OpenJDK Runtime Environment (build 1.8.0_352-b08)
OpenJDK 64-Bit Server VM (build 25.352-b08, mixed mode)

and

$ java -version
openjdk version "11.0.17" 2022-10-18
OpenJDK Runtime Environment Temurin-11.0.17+8 (build 11.0.17+8)
OpenJDK 64-Bit Server VM Temurin-11.0.17+8 (build 11.0.17+8, mixed mode)

Also I have tried several Bazel version, all resulting in similar error. @adamjstewart @aweits

General information

adamjstewart commented 1 year ago

Can you upload the build log (spack-build-out.txt)? The error message should end with the path to this file.

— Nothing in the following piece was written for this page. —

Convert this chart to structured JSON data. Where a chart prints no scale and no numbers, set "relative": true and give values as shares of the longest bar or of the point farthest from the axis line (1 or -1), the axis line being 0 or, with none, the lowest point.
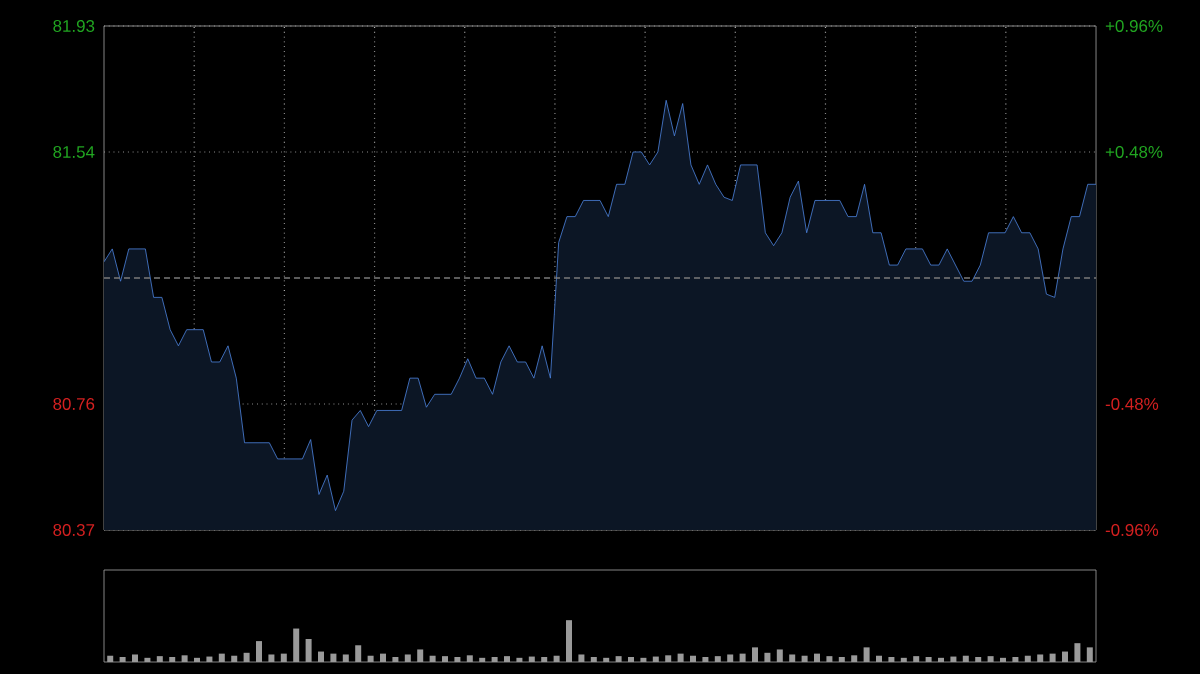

serikkehva commented 1 year ago

I have added spack-build-out.txt. I had to try the installation one more time and the error occured in different stage of installation, nevertheless seems really similar to the previous one.

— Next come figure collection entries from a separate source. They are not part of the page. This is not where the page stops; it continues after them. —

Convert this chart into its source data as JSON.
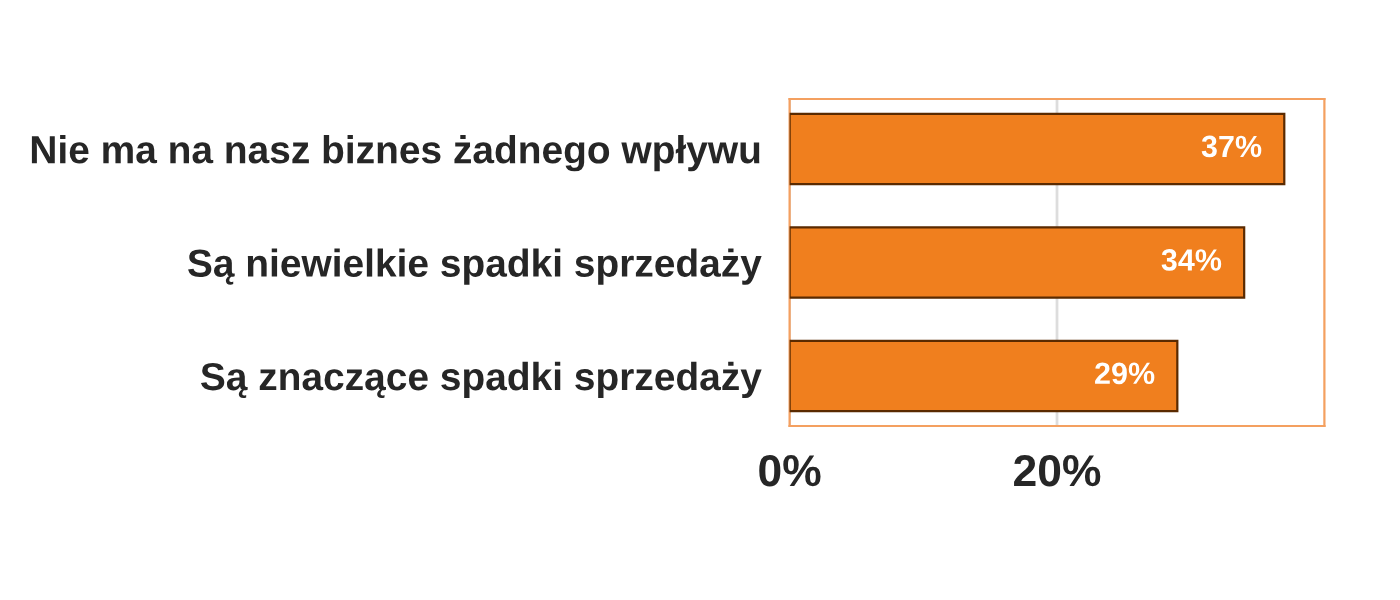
{
  "chart_data": {
    "type": "bar",
    "orientation": "horizontal",
    "categories": [
      "Nie ma na nasz biznes żadnego wpływu",
      "Są niewielkie spadki sprzedaży",
      "Są znaczące spadki sprzedaży"
    ],
    "values": [
      37,
      34,
      29
    ],
    "value_labels": [
      "37%",
      "34%",
      "29%"
    ],
    "color": "#f07f1e",
    "xlim": [
      0,
      40
    ],
    "xticks": [
      {
        "value": 0,
        "label": "0%"
      },
      {
        "value": 20,
        "label": "20%"
      }
    ],
    "grid": "x"
  }
}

adamjstewart commented 1 year ago

Do newer versions of bazel work for you? Is there any reason you're trying to use these older versions?

serikkehva commented 1 year ago

To be honest I'haven't tried them. Bazel 4.2.2 is preferred for py-horovod package. After getting problems with 4.2v I have switched to more popular (at least in the issues) versions to see if the errors match. I will give newer versions a try.

adamjstewart commented 1 year ago

py-horovod doesn't use bazel...

These versions are more popular in the issues because they have more issues. I would suggest using the newest version you can for all packages. They usually include important bug fixes and are better tested.

serikkehva commented 1 year ago

I don't understands the first sentence. Bazel is in the dependency list of py-horovod and needs to be installed if you specify tf and keras frameworks.

I have tried installing bazel 5.2.0 both with java 1.8.0.352 and 11.0.17 spack-build-out_bazel5_2_0.txt spack-build-out_bazel5_2_0_java11.txt

adamjstewart commented 1 year ago

What I'm saying is that bazel is not a direct dependency of horovod, it's TF and Keras that need it. And TF builds fine with bazel 5.1.1, so I don't understand why you would want to build bazel 3 or 4.

From the error logs:

ERROR: An error occurred during the fetch of repository 'remotejdk11_linux':
   Traceback (most recent call last):
        File "/tmp/bazel_kw0Daf3Q/out/external/bazel_tools/tools/build_defs/repo/http.bzl", line 100, column 45, in _http_archive_impl
                download_info = ctx.download_and_extract(
Error in download_and_extract: java.io.IOException: No space left on device

This is probably your issue. Can you try changing your build_stage to a filesystem with more storage? Also note that Bazel will crash on NFS, so be careful which filesystem you choose. Not sure if this will help with TensorFlow where we build in tempfile.mkdtemp(). But it's a start at least.

serikkehva commented 1 year ago

Changing build_stage unfortunately didn't help but setting TMPDIR did. I managed to install bazel 5.2.0 with defining both build_stage and tmpdir to some custom directories.

adamjstewart commented 1 year ago

Glad you got it working! Not sure if there's a better way to choose the default TMPDIR location. We could set it to the build stage for Spack, but the NFS issue makes it tricky to choose a default.